Gitarzysta podkreślił, że kobiecie przez cztery dni towarzyszył ból stawów, gorączką oraz ból gardła. Później objawy te w większości zniknęły. Partnerka muzyka udała się na test, którego wynik okazał się negatywny. Ratownicy stwierdzili, że mogła mieć "mikroudar".
– Adze sparaliżowało połowę twarzy, nie mogła ruszyć ustami. Paraliż ustępował, ale odjęło jej mowę. Mowa przypominała bełkot. Wszystko rozumiała, ale nie potrafiła nic powiedzieć – relacjonował Cyndzer.
Jego partnerka trafiła potem na SOR, a następnie na oddział szpitalny. – Przygotowuję pismo do sanepidu w sprawie niepożądanych objawów poszczepiennych. Ocenę tego, czy chcesz się szczepić i czym - zostawiam tobie. Nie jesteśmy foliarzami. (…) Żądamy potwierdzenia bądź wykluczenia, czy miało to związek ze szczepionką – dodał.
Przypomnijmy, że w czwartek podczas konferencji prasowej Europejska Agencja Leków stwierdziła, że szczepionka AstraZeneki jest bezpieczna. Zdaniem ekspertów preparat nie jest powiązany ze wzrostem ryzyka zakrzepów krwi. – Korzyści szczepionki nadal są o wiele większe niż wynikające z jej użycia potencjalne ryzyko – potwierdziła przewodnicząca Komitetu ds. Bezpieczeństwa EMA Sabine Straus.

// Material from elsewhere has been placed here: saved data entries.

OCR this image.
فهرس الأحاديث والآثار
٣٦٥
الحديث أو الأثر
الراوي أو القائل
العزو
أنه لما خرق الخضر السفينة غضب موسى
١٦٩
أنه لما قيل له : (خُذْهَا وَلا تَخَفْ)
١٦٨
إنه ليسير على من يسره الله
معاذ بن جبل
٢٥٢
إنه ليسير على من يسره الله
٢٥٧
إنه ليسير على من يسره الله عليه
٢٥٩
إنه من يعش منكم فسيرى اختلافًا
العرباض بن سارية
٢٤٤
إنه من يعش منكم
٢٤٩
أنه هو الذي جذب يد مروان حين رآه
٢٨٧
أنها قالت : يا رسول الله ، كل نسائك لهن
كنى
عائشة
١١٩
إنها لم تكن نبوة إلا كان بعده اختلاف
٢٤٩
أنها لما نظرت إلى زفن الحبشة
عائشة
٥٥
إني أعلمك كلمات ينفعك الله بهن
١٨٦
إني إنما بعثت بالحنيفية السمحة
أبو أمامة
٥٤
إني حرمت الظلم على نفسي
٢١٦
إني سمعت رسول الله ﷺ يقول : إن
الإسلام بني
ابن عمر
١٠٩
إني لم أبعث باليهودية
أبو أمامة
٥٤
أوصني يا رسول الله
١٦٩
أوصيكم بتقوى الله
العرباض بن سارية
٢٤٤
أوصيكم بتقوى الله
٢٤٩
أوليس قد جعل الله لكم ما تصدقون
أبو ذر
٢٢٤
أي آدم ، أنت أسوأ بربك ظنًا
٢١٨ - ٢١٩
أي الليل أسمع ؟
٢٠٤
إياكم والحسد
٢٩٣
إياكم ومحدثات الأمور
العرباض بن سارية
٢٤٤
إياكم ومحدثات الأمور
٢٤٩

– Komitet uznał, że jest to niezmiernie ważne, aby profesjonaliści opieki zdrowotnej i osoby przybywające na szczepienia byli świadomi efektów ubocznych. Komitet rekomenduje tym samym, żeby dodać do ulotek ostrzeżenia z opisami zaobserwowanych przypadków – podsumowała Straus.